Understanding the Electric Motor
The high power electric motor used in most electric vehicles is a 3 Phase AC Motor. Electric motors by default have a much superior low-end torque compared to ICE engines and thus provide that initial bump in performance that continues almost throughout the RPM band. Electric motors also happen to operate at much higher efficiency levels of about 90 per cent compared to a typical ICE, which would be executing around 35-4- per cent. Unlike ICE, electric motors do not require any kind of regular upkeep, oil changes, or filter changes and hence this results in a substantially lower ownership cost. In line with the battery type, the warranty on electric motors is 8 years or 160,000 km which is 2.5x to 3x higher than a typical ICE unit.
Understanding Power Electronics
EVs have multiple power electronic components that control the flow of power during charging and driving operations. All these equipment's contain no rotating parts and are fit-for-life, thus again contributing to a lower ownership cost. Additionally, an EV does not have an alternator like an ICE engine, instead there exists a DC-DC convertor which will step down the energy that is available from the main battery and feed it into the auxiliary battery at 12 /13 and a half volts.
Charging your electric vehicle – Do's and Don'ts:
Most electric vehicles can be charged through two ways - Home/AC charging and DC fast charging. Home charging typically, is done through the household 15 Amp point and takes about 8 hours for a complete charge. On the other hand, DC Fast charging requires specialised equipment that is installed in public places and can charge the car in about an hour. (All charging time mentioned are w.r.t to Nexon EV). As a good operating practice, it is usually recommended to engage in one slow charge session every 15 days, this helps your EV battery pack to be 'balanced'.
EV and Changing Altitude and Temperature:
In comparison with an ICE engine there is no major altitude compensation in an EV in terms of performance, life, or from a range perspective.
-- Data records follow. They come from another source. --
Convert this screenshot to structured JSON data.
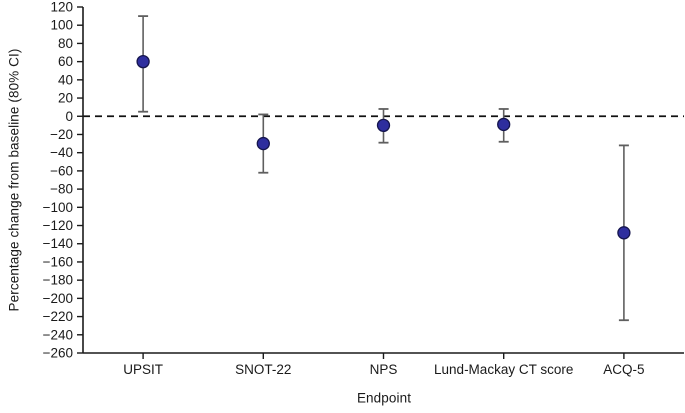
{
  "chart_data": {
    "type": "scatter",
    "subtype": "point-estimate-with-error-bars",
    "title": "",
    "xlabel": "Endpoint",
    "ylabel": "Percentage change from baseline (80% CI)",
    "categories": [
      "UPSIT",
      "SNOT-22",
      "NPS",
      "Lund-Mackay CT score",
      "ACQ-5"
    ],
    "series": [
      {
        "name": "Percentage change from baseline",
        "values": [
          60,
          -30,
          -10,
          -9,
          -128
        ],
        "ci_low": [
          5,
          -62,
          -29,
          -28,
          -224
        ],
        "ci_high": [
          110,
          2,
          8,
          8,
          -32
        ]
      }
    ],
    "ylim": [
      -260,
      120
    ],
    "ytick_step": 20,
    "ytick_labels": [
      "120",
      "100",
      "80",
      "60",
      "40",
      "20",
      "0",
      "−20",
      "−40",
      "−60",
      "−80",
      "−100",
      "−120",
      "−140",
      "−160",
      "−180",
      "−200",
      "−220",
      "−240",
      "−260"
    ],
    "reference_line": 0,
    "grid": false,
    "legend": false,
    "colors": {
      "marker_fill": "#2e2e9e",
      "marker_edge": "#15154d",
      "error_bar": "#5f5f5f",
      "axis": "#1a1a1a",
      "reference_line": "#111111",
      "background": "#ffffff"
    }
  }
}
The intelligent battery management system algorithms and on-board dedicated cooling systems ensure that your EV can tackle all ambient temperatures across India. Most critical components such as motor and battery pack are also IP67 enabled, thus protecting against moisture and any dirt entry.
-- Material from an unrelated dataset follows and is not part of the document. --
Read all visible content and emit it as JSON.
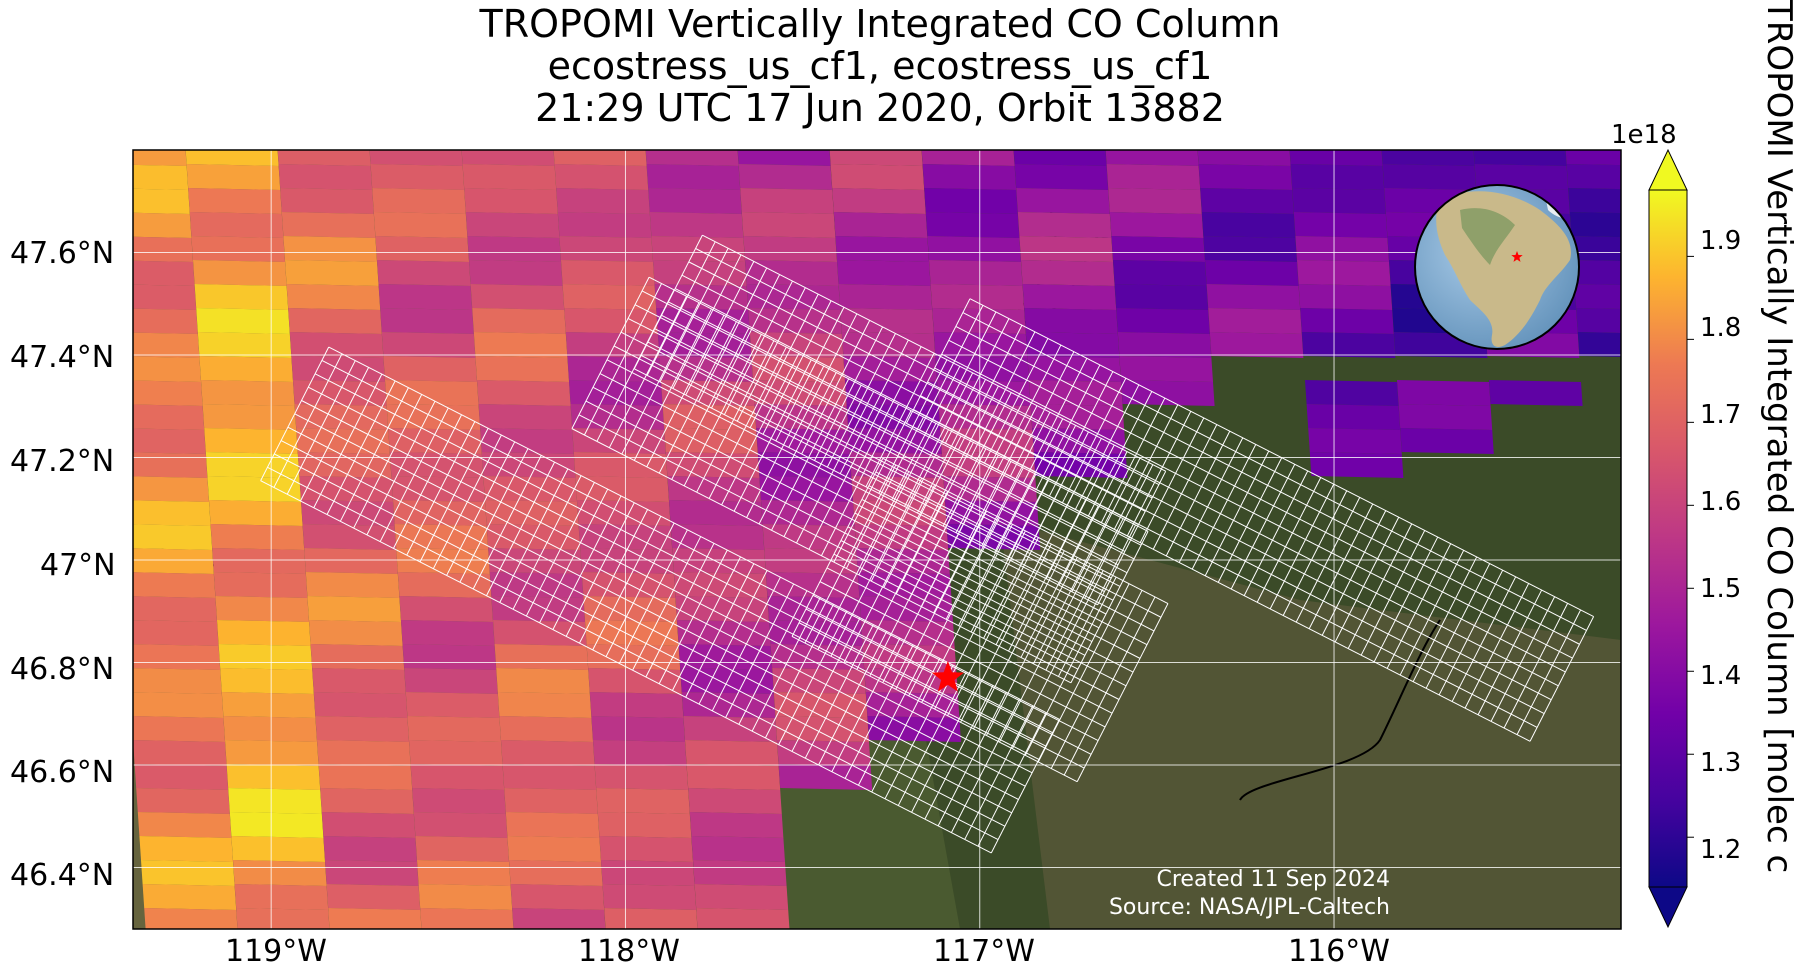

There is an extensive amount of research taking place in the space of EV technology. One of which is in the area of increasing the range through the development of high energy density cells. Furthermore, with EVs, any new battery technology needs to undergo several long field trials to prove itself under real-world driving conditions. Researchers are also looking at the benefits of Aluminum air batteries, solid-state batteries, and the use of alternative materials. While all of the aforementioned are yet to make an entry into the market, there is no doubt that the electric vehicle journey has not only begun but it has already proceeded to disrupt the automobile market.